Related Work & Insights¶
- vs Static Safety Benchmarks: While AdvBench, HarmBench, etc., provide fixed test sets, POLARIS continuously generates tests from policy specifications. The former is easy to reproduce; the latter better handles rapidly changing policies and models.
- vs Automated Red-teaming: Methods like curiosity-driven red-teaming rely on exploration heuristics, whereas POLARIS explicitly binds the exploration space to a policy graph, offering superior coverage and traceability.
- vs Evol-Instruct / MAGPIE: These methods generate complex instructions to improve model capability; POLARIS generates specification-traceable safety tests, serving a different objective.
- Insights for Future Research: Formal specifications can be introduced into multi-turn agent safety, tool-calling permission testing, and corporate internal safety acceptance, upgrading "number of prompts tested" to "percentage of policy states covered."
Rating¶
- Novelty: ⭐⭐⭐⭐⭐ Systematically porting specification-driven software testing to LLM safety evaluation; problem definition and method combination are highly distinctive.

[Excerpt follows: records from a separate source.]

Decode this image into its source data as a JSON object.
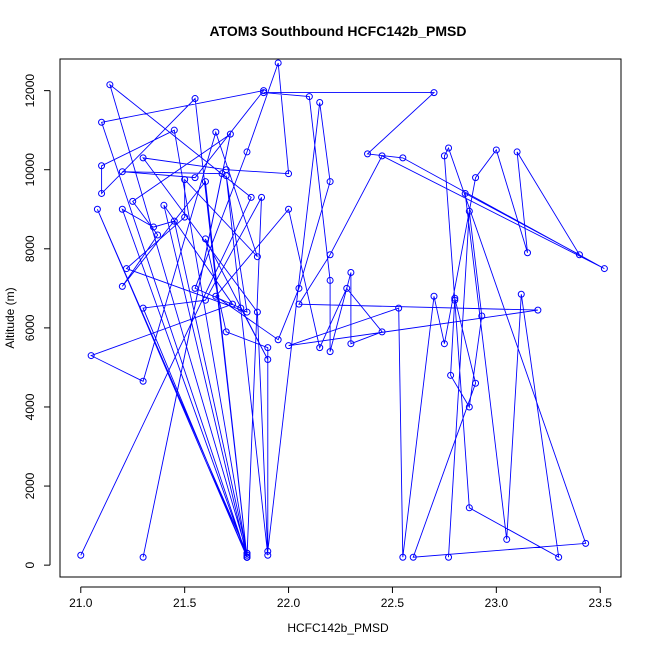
{
  "chart_data": {
    "type": "scatter",
    "title": "ATOM3 Southbound HCFC142b_PMSD",
    "xlabel": "HCFC142b_PMSD",
    "ylabel": "Altitude (m)",
    "xlim": [
      20.9,
      23.6
    ],
    "ylim": [
      -300,
      12800
    ],
    "xticks": [
      21.0,
      21.5,
      22.0,
      22.5,
      23.0,
      23.5
    ],
    "xtick_labels": [
      "21.0",
      "21.5",
      "22.0",
      "22.5",
      "23.0",
      "23.5"
    ],
    "yticks": [
      0,
      2000,
      4000,
      6000,
      8000,
      10000,
      12000
    ],
    "ytick_labels": [
      "0",
      "2000",
      "4000",
      "6000",
      "8000",
      "10000",
      "12000"
    ],
    "grid": false,
    "series": [
      {
        "color": "#0000ff",
        "mode": "lines+markers",
        "x": [
          21.0,
          21.82,
          21.14,
          21.8,
          21.8,
          21.45,
          21.1,
          21.1,
          21.55,
          21.8,
          21.1,
          21.88,
          21.55,
          21.2,
          21.68,
          21.3,
          21.72,
          21.25,
          21.37,
          21.2,
          21.6,
          21.8,
          21.87,
          21.6,
          21.3,
          21.8,
          21.08,
          21.8,
          21.45,
          21.35,
          21.2,
          21.8,
          21.4,
          21.73,
          21.05,
          21.3,
          21.65,
          21.85,
          21.5,
          21.5,
          21.22,
          21.8,
          21.7,
          21.9,
          21.85,
          21.3,
          21.7,
          22.0,
          21.95,
          21.8,
          21.55,
          21.77,
          21.9,
          21.6,
          21.7,
          21.9,
          21.9,
          22.15,
          22.2,
          22.05,
          21.95,
          21.65,
          22.0,
          22.15,
          22.28,
          22.45,
          22.3,
          22.3,
          22.2,
          22.2,
          22.1,
          21.88,
          22.7,
          22.38,
          22.55,
          23.52,
          22.45,
          22.2,
          22.05,
          23.2,
          22.0,
          22.53,
          22.55,
          22.7,
          22.75,
          22.9,
          23.0,
          23.15,
          23.1,
          23.4,
          22.85,
          23.05,
          23.12,
          23.3,
          22.87,
          22.8,
          22.75,
          22.77,
          23.43,
          22.6,
          22.9,
          22.8,
          22.78,
          22.87,
          22.93,
          22.87,
          22.77
        ],
        "y": [
          250,
          9300,
          12150,
          300,
          250,
          11000,
          10100,
          9400,
          11800,
          200,
          11200,
          12000,
          9800,
          9950,
          9900,
          200,
          10900,
          9200,
          8350,
          7050,
          9700,
          200,
          9300,
          6700,
          6500,
          200,
          9000,
          300,
          8700,
          8550,
          9000,
          200,
          9100,
          6600,
          5300,
          4650,
          10950,
          7800,
          9750,
          8800,
          7500,
          6400,
          9850,
          250,
          6400,
          10300,
          10000,
          9900,
          12700,
          10450,
          7000,
          6500,
          5200,
          8250,
          5900,
          5500,
          350,
          11700,
          9700,
          7000,
          5700,
          6800,
          9000,
          5500,
          7000,
          5900,
          5600,
          7400,
          5400,
          7200,
          11850,
          11950,
          11950,
          10400,
          10300,
          7500,
          10350,
          7850,
          6600,
          6450,
          5550,
          6500,
          200,
          6800,
          5600,
          9800,
          10500,
          7900,
          10450,
          7850,
          9400,
          650,
          6850,
          200,
          1450,
          6700,
          10350,
          10550,
          550,
          200,
          4600,
          6750,
          4800,
          4000,
          6300,
          8950,
          200
        ]
      }
    ]
  }
}
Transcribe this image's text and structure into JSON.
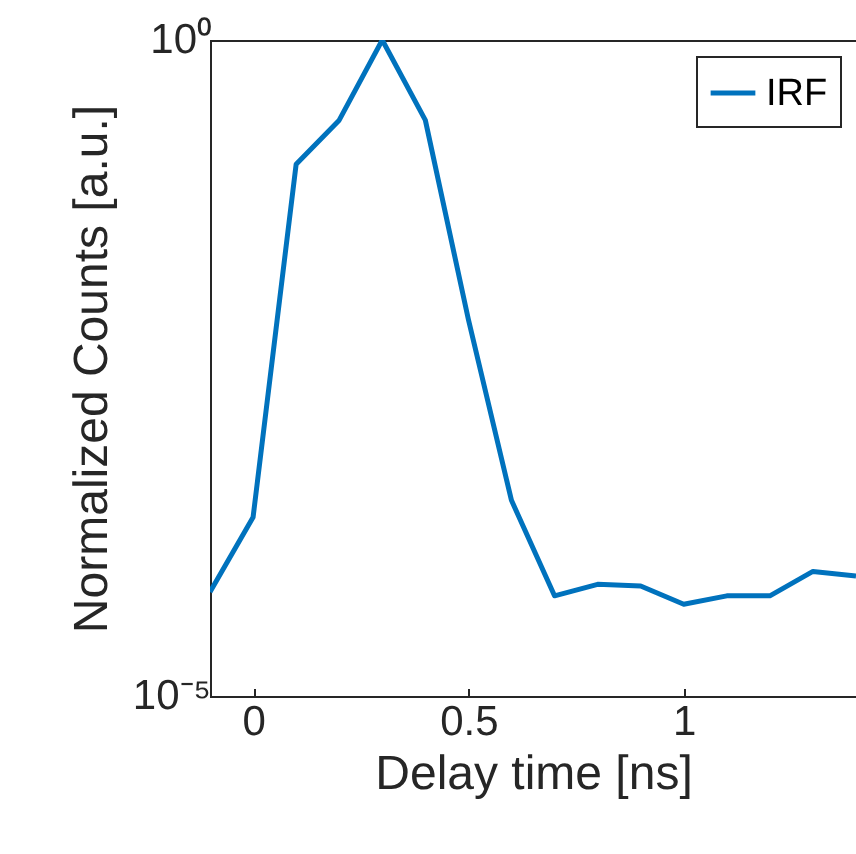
{
  "chart_data": {
    "type": "line",
    "xlabel": "Delay time [ns]",
    "ylabel": "Normalized Counts [a.u.]",
    "x": [
      -0.1,
      0,
      0.1,
      0.2,
      0.3,
      0.4,
      0.5,
      0.6,
      0.7,
      0.8,
      0.9,
      1.0,
      1.1,
      1.2,
      1.3,
      1.4
    ],
    "series": [
      {
        "name": "IRF",
        "color": "#0072bd",
        "values": [
          6.2e-05,
          0.00023,
          0.113,
          0.245,
          1,
          0.245,
          0.0074,
          0.00031,
          5.8e-05,
          7.1e-05,
          6.9e-05,
          5e-05,
          5.8e-05,
          5.8e-05,
          8.9e-05,
          8.2e-05
        ]
      }
    ],
    "log": "y",
    "xlim": [
      -0.1,
      1.4
    ],
    "xticks": [
      0,
      0.5,
      1
    ],
    "ylim": [
      1e-05,
      1
    ],
    "yticks": [
      {
        "value": 1e-05,
        "label": "10⁻⁵"
      },
      {
        "value": 1,
        "label": "10⁰"
      }
    ],
    "grid": false,
    "legend": "top right",
    "marker": "none",
    "line_style": "solid"
  }
}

- Experimental Thoroughness: ⭐⭐⭐⭐☆ Coverage, attack success, cost, logical validation, and ablations are comprehensive, though multi-turn/agent scenarios are not yet covered.
- Writing Quality: ⭐⭐⭐⭐☆ Clear structure with well-defined experimental questions; some main text readability is compressed by large appendix tables.
- Value: ⭐⭐⭐⭐⭐ Directly insightful for safety evaluation, compliance testing, and dynamic benchmark construction.